Monday, April 25, 2016

Why I won't be teaching math next year.

This post has been a long time coming.  I haven't been happy with the rush of standardized testing and the effect it has on both my ability to prepare students for life after high school as well as the rush for districts to choose boxed-style curriculum, taking away the creativity and undermining the teaching ability of the classroom teacher.

I don't teach to the test.  I don't do a lot of things that teachers of math who know their very jobs rely on how their students' scores on said tests probably should.  I see the frustration in my students' eyes when I don't have enough time or they don't have enough ability to embrace abstract concepts.  I see the frustration with focusing on one test at the end of the year instead of seeing through to the rest of their lives.

So today, I offer my resignation to teaching math.  Next year, I will be teaching students.  There may happen to be math involved, but my students will come first.

Don't you think they deserve it?

Saturday, April 2, 2016

Failure is not a destination...

My nephew is in the 7th grade.  There are less than two months before the end of the school year, and he is failing.  He has been failing all year.  My sister didn't tell me until last week and my heart is broken for him.

I know he's probably not the best behaved student in the class.  He's one of the youngest in his grade and is a very active kid.  He plays just about every sport possible and spends lots of time outside or playing with friends.  He's a good kid, but I'm sure it's hard for him to focus on school because "sit and get" is not his strength.

He's not very different from many students I know.  When classes aren't interesting, I'm sure he checks out.  Whatever the case may be, he hasn't been learning everything his teachers have been teaching.

If a student fails the homework and fails the test, they haven't learned what I was teaching.  I haven't done my job.  It is still my job to teach them, even if that's in the form of remediation.  I know it sounds like a lot of work, but that's my job.  My responsibility is to teach, not just provide information.

This isn't just because I teach students with IEPs and accommodations, this is because I teach students who are also human beings.

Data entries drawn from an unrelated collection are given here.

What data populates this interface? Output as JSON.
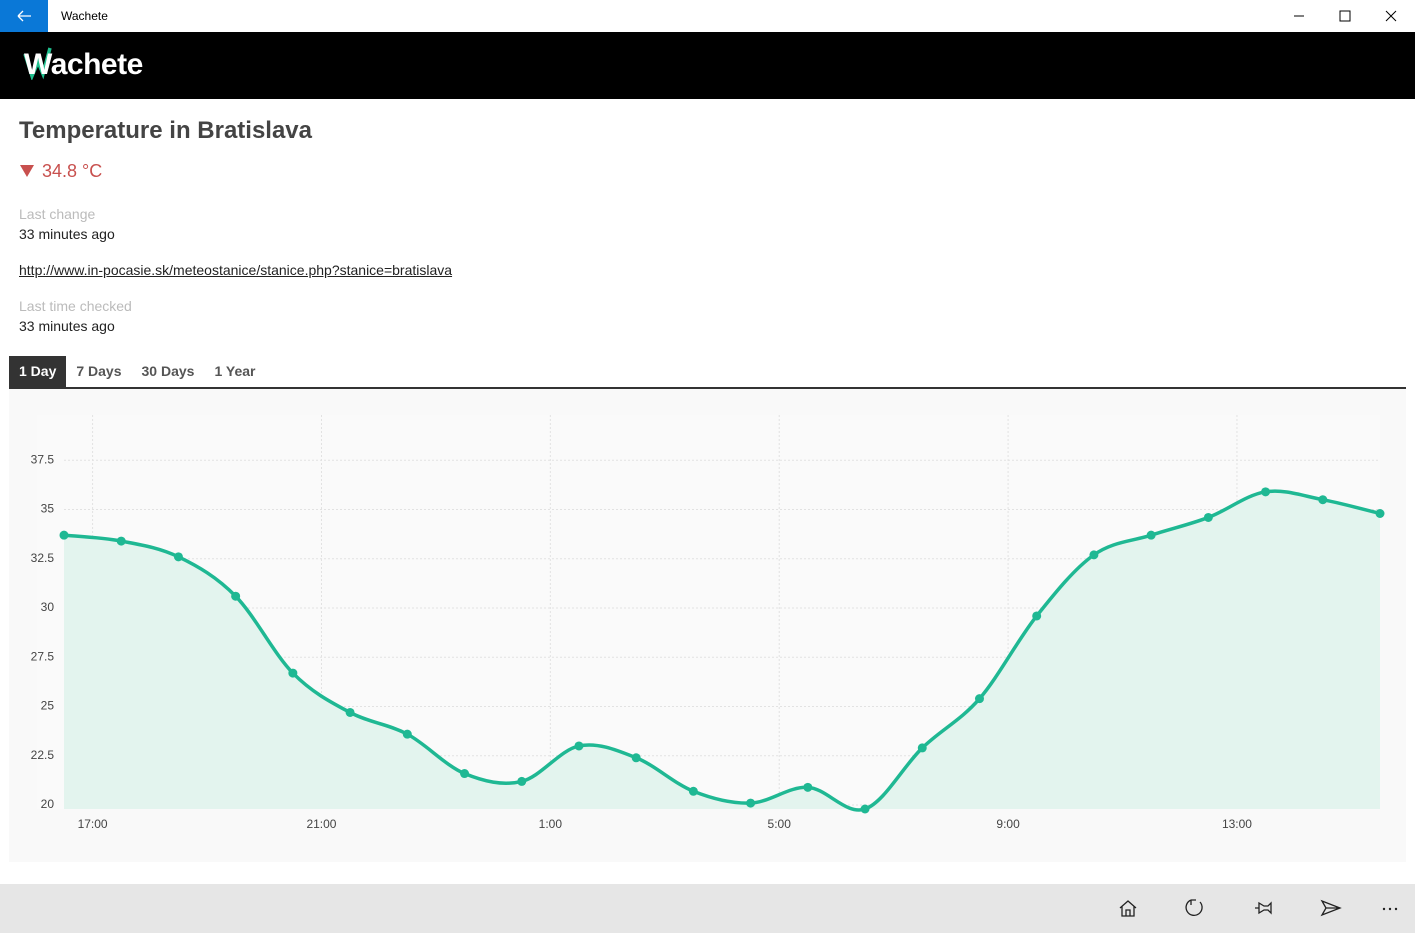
{
  "window": {
    "title": "Wachete"
  },
  "header": {
    "logo": "Wachete"
  },
  "monitor": {
    "title": "Temperature in Bratislava",
    "value": "34.8 °C",
    "last_change_label": "Last change",
    "last_change": "33 minutes ago",
    "url": "http://www.in-pocasie.sk/meteostanice/stanice.php?stanice=bratislava",
    "last_checked_label": "Last time checked",
    "last_checked": "33 minutes ago"
  },
  "tabs": [
    "1 Day",
    "7 Days",
    "30 Days",
    "1 Year"
  ],
  "chart_data": {
    "type": "line",
    "color": "#1fb893",
    "area_color": "#e3f4ee",
    "x": [
      16.5,
      17.5,
      18.5,
      19.5,
      20.5,
      21.5,
      22.5,
      23.5,
      24.5,
      25.5,
      26.5,
      27.5,
      28.5,
      29.5,
      30.5,
      31.5,
      32.5,
      33.5,
      34.5,
      35.5,
      36.5,
      37.5,
      38.5,
      39.5
    ],
    "values": [
      33.7,
      33.4,
      32.6,
      30.6,
      26.7,
      24.7,
      23.6,
      21.6,
      21.2,
      23.0,
      22.4,
      20.7,
      20.1,
      20.9,
      19.8,
      22.9,
      25.4,
      29.6,
      32.7,
      33.7,
      34.6,
      35.9,
      35.5,
      34.8
    ],
    "xlim": [
      16.5,
      39.5
    ],
    "ylim": [
      19.8,
      39.8
    ],
    "xticks": [
      {
        "value": 17,
        "label": "17:00"
      },
      {
        "value": 21,
        "label": "21:00"
      },
      {
        "value": 25,
        "label": "1:00"
      },
      {
        "value": 29,
        "label": "5:00"
      },
      {
        "value": 33,
        "label": "9:00"
      },
      {
        "value": 37,
        "label": "13:00"
      }
    ],
    "yticks": [
      20,
      22.5,
      25,
      27.5,
      30,
      32.5,
      35,
      37.5
    ],
    "grid": true
  }
}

If I could go back to the beginning of the year and make sure my sister knew what to say to or ask of my nephew's teachers, he may not be failing now.  I'd tell her when would be an appropriate time to contact the principal, attend a parent-teacher conference with her to find out more information, offer to observe him in class, or help him after school.  There are a lot of processes I understand because I am a teacher.  It's easy to forget that parents don't understand or know that protocol.  That's why the burden falls on us to communicate with parents.

There are many lessons to be learned from failure.  But for the sake of my nephew and the other kids out there, please make sure failure is just a place along their path, not a destination.